Wij zijn misleid voor wat betreft de advertentiekosten. Wij zouden volgens de ondernemer maar de helft van de werkelijke kosten betalen. Er zijn meer advertenties geplaatst dan noodzakelijk was. Van de 16 geplaatste en betaalde advertenties a € 125,– waren er 9 onnodig.
Er is zonder dat daarover afspraken zijn gemaakt, een bedrag van € 79,83 gefactureerd voor het plaatsen op Funda van een promotiefilmpje dat de vriend van onze dochter had gemaakt.
De reden voor toezending aan de ondernemer was een eigen belang van onze schoonzoon die zijn capaciteiten wilde tonen en hoopte daarmee opdrachten te verwerven van de ondernemer.
De afspraak over de kosten van een door ons gegeven taxatieopdracht is geschonden. Ik zou een factuur krijgen van € 1.000,– voor de verrichte taxatie en op de later toe te sturen eindfactuur zou ik dan een korting van € 650,– krijgen. Mijn voordeel was dat ik dan het hogere bedrag kon aftrekken van de belasting. De ondernemer gaf aan hierover niets vast te leggen.
 
Standpunt van de ondernemer

Het standpunt van de ondernemer luidt in hoofdzaak als volgt.

Ik kan mij de gestelde afspraak over de verhoogde nota voor de taxatie niet berinneren. Het betrof een dubbele taxatie van de waarden voor en na verbouwing, vandaar dit tarief.

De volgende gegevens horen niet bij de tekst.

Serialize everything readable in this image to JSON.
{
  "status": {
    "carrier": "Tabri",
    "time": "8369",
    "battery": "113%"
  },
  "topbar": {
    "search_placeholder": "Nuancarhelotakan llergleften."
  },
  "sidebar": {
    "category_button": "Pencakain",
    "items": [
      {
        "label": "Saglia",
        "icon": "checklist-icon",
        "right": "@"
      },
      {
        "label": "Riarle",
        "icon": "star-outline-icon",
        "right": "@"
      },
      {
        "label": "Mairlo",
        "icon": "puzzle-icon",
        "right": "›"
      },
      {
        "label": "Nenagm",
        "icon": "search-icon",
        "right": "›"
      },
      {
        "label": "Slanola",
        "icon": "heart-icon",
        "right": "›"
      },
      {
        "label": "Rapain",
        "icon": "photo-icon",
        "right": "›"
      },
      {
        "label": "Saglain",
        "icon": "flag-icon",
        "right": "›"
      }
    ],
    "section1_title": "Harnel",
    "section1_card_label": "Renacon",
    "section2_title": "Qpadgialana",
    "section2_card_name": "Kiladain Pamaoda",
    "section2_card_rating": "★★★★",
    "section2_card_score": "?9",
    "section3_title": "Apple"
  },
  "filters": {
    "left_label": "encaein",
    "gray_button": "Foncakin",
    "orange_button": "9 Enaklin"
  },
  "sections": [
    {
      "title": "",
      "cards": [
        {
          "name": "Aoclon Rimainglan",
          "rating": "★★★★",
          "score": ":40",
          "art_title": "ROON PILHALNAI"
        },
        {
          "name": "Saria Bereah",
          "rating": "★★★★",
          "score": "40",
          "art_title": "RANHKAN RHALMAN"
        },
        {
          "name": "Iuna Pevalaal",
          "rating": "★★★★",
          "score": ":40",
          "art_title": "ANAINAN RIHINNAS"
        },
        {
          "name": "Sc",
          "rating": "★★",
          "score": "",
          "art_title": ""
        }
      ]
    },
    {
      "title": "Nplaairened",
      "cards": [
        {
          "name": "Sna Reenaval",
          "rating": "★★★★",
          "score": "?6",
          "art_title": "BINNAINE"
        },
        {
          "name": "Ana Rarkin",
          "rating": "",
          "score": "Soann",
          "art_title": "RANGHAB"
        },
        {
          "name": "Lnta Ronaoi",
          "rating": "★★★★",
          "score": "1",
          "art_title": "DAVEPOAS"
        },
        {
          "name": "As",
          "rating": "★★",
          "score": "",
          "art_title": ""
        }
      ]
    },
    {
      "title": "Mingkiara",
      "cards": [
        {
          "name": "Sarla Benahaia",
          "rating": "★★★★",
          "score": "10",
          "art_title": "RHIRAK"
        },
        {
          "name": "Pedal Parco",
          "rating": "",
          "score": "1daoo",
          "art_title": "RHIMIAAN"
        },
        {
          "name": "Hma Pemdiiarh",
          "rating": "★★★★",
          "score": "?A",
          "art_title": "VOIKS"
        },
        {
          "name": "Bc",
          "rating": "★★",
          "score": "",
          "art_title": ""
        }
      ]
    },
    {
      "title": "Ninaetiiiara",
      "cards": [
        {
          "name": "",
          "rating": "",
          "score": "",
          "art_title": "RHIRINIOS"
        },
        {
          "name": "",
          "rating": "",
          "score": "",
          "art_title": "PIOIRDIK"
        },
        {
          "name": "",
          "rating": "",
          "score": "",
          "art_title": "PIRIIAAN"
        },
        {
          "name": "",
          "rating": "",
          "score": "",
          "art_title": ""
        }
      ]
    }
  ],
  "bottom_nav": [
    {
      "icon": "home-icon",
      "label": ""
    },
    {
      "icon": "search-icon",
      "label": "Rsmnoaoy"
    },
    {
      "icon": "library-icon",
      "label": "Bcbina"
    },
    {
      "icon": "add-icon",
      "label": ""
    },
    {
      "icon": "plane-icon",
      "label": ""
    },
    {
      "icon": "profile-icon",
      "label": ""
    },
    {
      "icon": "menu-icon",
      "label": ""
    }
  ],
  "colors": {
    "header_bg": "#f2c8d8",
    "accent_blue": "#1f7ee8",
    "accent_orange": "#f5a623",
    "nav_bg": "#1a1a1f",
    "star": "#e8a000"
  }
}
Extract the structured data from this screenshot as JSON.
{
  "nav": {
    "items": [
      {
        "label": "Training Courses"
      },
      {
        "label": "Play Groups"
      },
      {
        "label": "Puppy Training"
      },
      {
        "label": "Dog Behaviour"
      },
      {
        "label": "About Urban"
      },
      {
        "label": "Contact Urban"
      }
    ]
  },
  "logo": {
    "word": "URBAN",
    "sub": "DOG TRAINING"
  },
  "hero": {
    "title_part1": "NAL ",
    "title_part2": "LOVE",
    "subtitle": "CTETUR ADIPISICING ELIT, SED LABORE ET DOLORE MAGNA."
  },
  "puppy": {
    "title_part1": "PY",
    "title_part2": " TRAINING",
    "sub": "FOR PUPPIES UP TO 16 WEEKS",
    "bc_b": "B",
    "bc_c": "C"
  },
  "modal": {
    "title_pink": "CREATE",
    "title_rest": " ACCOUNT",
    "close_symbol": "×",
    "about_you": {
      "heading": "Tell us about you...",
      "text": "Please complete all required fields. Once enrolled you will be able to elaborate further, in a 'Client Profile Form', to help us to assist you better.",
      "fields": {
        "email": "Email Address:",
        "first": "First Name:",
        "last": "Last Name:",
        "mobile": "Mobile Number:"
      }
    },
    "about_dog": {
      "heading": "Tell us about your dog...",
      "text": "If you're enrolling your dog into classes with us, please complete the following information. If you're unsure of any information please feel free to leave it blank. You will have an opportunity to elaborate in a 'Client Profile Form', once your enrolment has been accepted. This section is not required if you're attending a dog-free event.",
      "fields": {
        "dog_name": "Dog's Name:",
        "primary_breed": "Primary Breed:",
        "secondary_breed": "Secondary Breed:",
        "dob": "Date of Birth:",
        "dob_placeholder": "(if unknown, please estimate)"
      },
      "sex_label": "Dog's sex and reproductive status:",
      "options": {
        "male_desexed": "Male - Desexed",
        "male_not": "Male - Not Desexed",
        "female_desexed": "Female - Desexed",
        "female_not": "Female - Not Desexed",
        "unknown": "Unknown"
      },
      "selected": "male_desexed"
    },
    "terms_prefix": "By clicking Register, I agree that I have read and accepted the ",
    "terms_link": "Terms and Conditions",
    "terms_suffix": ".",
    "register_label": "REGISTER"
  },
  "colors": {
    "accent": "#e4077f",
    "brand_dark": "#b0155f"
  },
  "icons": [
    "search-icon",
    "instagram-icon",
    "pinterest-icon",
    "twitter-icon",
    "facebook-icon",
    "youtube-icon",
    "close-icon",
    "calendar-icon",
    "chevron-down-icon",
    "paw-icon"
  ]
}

Voor wat betreft de advertenties, geldt dat in de overeenkomst duidelijk is vastgelegd hoe dit geregeld is. De consument woont al 15 jaar in de regio en heeft al die jaren het blad dat wij in een oplage van 50.000 stuks verspreiden, ervaren. Hij wist dus precies wat hij ging krijgen en als hij advertenties niet langer wilde laten plaatsen, dan waren we ermee gestopt. Hij heeft tussentijds nota’s gekregen en deze ook betaald. Van misleiding is geen sprake.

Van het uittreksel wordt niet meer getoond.